Among the 18-layer spiral coils on the Buddha’s head, the 4th, 9th and 18th layers have one cross drainage invisible from the distance; the drainage from the left side in front of the chest is connected to the back drainage of the right arm; there are caves on the back side (the side near the mountain) connecting the two ears. 

These caves and drain works create a scientific drainage, moisture-proofing and ventilation system that protect the Buddha from erosion and weathering. 

Protection and maintenance 

The protection and maintenance of the Leshan Giant Buddha have been a concern down the ages. According to records, the statue was repaired once in the Tang Dynasty, three times in Ming and Qing dynasties (1368-1911), three times during Republic of China (1912-1949) and nine times after 1949. The project in 1936 not only carried out a thorough repair for the whole body of the statue, but also made detailed changes to the chin, lips and hair line, which laid the foundation of how the Buddha looks today.

Since 1949, there have been four major repairs — in 1962, 1990, 2001 and 2011. The 2001 project was the first since the Buddha had been added to the World Heritage List.

The project was conducted to clean the body, cement rock structure, mend cracks and install drainage pipes. In 2007, the statue received another facelift to repair damage caused by weathering and acid rain. 

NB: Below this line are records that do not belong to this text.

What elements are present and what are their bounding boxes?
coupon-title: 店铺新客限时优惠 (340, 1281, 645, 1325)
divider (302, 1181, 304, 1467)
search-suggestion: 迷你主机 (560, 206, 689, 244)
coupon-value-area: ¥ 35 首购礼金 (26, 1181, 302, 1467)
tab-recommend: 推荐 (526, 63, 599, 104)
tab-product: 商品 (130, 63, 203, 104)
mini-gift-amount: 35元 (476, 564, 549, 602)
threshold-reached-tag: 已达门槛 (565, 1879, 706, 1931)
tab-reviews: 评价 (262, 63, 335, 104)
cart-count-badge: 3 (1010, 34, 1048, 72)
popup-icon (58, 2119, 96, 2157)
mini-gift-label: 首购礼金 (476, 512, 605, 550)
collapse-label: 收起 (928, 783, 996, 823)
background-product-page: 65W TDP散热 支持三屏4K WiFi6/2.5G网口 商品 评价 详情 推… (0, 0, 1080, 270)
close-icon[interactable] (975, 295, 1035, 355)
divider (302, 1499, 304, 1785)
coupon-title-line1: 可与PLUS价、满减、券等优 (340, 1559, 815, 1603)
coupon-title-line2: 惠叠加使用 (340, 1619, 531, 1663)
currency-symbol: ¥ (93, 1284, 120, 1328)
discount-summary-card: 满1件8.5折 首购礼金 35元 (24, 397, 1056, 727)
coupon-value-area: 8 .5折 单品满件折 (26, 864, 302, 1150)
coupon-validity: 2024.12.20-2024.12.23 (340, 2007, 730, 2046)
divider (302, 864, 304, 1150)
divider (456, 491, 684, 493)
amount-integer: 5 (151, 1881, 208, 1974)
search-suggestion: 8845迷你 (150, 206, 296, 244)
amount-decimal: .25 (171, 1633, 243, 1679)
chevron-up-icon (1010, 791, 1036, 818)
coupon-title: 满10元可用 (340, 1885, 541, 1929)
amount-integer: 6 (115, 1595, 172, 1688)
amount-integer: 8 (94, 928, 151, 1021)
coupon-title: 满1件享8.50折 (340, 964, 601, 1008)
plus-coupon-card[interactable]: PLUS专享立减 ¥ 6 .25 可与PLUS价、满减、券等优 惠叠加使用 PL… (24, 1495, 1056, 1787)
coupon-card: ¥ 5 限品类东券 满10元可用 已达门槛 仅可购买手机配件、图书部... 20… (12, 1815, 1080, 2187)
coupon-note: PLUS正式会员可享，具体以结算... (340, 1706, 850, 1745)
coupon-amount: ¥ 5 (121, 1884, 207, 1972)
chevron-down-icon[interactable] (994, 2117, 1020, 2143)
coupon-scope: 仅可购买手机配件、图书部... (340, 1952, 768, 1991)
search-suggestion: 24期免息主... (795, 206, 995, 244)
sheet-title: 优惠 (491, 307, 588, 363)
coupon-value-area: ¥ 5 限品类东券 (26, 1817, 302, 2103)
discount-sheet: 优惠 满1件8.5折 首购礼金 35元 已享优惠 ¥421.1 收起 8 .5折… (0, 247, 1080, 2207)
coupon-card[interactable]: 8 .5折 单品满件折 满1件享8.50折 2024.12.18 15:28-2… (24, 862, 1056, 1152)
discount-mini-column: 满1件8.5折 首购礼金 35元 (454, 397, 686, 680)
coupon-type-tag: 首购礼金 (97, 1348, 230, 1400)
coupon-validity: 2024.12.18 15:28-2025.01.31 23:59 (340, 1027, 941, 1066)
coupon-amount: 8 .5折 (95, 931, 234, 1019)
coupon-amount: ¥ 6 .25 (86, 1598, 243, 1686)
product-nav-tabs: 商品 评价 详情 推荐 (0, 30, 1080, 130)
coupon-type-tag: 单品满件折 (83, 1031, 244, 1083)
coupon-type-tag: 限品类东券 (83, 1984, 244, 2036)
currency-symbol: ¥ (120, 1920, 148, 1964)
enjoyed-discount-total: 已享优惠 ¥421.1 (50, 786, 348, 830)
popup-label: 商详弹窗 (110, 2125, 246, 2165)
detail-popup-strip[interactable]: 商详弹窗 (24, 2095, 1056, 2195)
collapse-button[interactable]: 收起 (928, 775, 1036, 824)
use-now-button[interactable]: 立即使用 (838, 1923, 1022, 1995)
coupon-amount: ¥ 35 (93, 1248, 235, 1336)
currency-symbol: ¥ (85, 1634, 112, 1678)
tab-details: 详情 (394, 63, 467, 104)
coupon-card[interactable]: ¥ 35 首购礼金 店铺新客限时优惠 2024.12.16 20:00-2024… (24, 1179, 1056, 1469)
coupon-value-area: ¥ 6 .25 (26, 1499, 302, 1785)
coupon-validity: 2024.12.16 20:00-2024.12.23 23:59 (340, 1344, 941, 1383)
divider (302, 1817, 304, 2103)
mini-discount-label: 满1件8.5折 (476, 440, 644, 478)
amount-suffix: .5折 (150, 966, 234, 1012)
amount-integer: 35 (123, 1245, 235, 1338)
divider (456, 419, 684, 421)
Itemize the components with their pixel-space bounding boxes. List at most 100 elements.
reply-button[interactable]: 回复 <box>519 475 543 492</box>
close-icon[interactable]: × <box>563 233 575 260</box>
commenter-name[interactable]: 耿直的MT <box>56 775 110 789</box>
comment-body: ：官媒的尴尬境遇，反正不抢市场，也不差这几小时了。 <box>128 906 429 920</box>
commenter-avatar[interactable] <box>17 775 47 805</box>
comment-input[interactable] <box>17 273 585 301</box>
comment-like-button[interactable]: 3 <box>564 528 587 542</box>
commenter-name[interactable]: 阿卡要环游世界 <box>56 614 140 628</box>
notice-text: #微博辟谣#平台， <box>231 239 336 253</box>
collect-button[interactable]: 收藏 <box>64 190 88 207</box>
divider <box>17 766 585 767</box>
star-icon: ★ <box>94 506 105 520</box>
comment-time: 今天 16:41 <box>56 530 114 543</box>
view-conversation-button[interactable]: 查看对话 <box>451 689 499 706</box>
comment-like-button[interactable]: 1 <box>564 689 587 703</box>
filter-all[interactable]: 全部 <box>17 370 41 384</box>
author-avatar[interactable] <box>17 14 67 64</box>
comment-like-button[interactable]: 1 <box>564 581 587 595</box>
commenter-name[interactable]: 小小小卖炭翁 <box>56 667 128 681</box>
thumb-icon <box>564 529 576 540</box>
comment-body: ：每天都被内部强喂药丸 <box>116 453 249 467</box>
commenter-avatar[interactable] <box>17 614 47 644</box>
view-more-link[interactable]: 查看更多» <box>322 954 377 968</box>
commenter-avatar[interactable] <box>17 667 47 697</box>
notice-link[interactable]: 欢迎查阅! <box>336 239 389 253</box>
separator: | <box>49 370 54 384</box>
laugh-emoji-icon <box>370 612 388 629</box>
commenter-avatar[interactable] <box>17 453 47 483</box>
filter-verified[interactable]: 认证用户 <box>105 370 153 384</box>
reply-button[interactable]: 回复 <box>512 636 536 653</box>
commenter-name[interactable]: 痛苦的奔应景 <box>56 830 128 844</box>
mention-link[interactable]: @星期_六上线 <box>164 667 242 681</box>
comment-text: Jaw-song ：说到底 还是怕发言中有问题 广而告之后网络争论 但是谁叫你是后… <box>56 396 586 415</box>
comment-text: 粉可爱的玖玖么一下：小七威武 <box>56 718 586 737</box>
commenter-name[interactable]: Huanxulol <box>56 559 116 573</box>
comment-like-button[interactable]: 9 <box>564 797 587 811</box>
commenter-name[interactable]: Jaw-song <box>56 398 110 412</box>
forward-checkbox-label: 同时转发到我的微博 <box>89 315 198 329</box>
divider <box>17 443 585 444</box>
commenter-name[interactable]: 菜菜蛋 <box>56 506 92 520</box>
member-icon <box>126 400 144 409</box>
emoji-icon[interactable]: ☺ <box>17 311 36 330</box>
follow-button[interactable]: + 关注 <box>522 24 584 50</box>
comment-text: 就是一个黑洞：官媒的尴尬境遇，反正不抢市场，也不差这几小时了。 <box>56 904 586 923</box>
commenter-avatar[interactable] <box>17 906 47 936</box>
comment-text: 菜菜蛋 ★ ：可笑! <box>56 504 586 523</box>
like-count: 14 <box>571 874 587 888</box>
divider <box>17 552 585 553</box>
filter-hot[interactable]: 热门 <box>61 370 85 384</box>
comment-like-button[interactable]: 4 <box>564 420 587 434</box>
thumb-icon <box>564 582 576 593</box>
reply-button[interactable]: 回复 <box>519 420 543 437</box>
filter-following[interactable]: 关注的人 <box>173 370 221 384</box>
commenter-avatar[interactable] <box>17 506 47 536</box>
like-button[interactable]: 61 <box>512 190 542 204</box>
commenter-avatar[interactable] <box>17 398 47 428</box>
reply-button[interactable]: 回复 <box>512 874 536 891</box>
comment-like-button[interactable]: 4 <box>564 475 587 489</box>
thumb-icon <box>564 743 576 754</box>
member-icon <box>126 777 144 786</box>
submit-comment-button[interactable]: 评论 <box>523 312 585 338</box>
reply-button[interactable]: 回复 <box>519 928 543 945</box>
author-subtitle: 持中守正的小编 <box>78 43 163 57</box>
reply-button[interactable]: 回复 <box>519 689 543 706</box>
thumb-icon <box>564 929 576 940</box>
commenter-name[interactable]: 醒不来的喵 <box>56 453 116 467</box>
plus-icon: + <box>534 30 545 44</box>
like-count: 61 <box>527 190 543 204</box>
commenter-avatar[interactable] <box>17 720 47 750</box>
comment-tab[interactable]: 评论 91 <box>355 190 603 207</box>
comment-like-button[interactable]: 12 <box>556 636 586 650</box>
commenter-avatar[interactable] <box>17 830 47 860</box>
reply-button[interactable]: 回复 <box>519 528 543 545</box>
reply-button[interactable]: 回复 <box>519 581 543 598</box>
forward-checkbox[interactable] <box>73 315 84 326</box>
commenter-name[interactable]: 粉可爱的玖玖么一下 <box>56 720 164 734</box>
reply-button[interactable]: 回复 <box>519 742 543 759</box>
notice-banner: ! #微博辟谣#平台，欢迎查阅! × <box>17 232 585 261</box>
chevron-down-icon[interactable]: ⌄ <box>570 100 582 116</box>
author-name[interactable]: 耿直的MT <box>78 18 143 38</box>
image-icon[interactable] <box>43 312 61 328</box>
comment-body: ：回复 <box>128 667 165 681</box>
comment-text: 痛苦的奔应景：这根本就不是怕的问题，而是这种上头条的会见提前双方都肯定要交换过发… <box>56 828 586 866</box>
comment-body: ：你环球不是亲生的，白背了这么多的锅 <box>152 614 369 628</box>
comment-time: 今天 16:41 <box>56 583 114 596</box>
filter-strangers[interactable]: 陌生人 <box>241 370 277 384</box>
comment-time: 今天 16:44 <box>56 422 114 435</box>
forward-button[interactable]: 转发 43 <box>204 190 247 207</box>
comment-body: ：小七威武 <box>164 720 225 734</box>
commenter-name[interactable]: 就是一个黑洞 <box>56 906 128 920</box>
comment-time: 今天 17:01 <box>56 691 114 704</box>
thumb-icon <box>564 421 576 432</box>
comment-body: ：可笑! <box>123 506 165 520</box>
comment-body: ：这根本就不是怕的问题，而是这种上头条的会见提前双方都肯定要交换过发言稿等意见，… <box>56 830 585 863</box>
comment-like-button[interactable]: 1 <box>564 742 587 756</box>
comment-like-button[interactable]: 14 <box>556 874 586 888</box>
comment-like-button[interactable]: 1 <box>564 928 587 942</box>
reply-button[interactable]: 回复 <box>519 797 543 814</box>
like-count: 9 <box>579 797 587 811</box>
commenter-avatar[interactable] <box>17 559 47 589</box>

The Buddha statue is undergoing a “physical examination” for repair and preservation which started in October, aiming to tackle problems like the big crack in the chest and massive micro mosses on the body surface.

The examination is overseen by dozens of cultural relic experts, involving the use of cutting-edge technology such as 3D laser scanning, infrared thermal imagining and a drone aerial survey.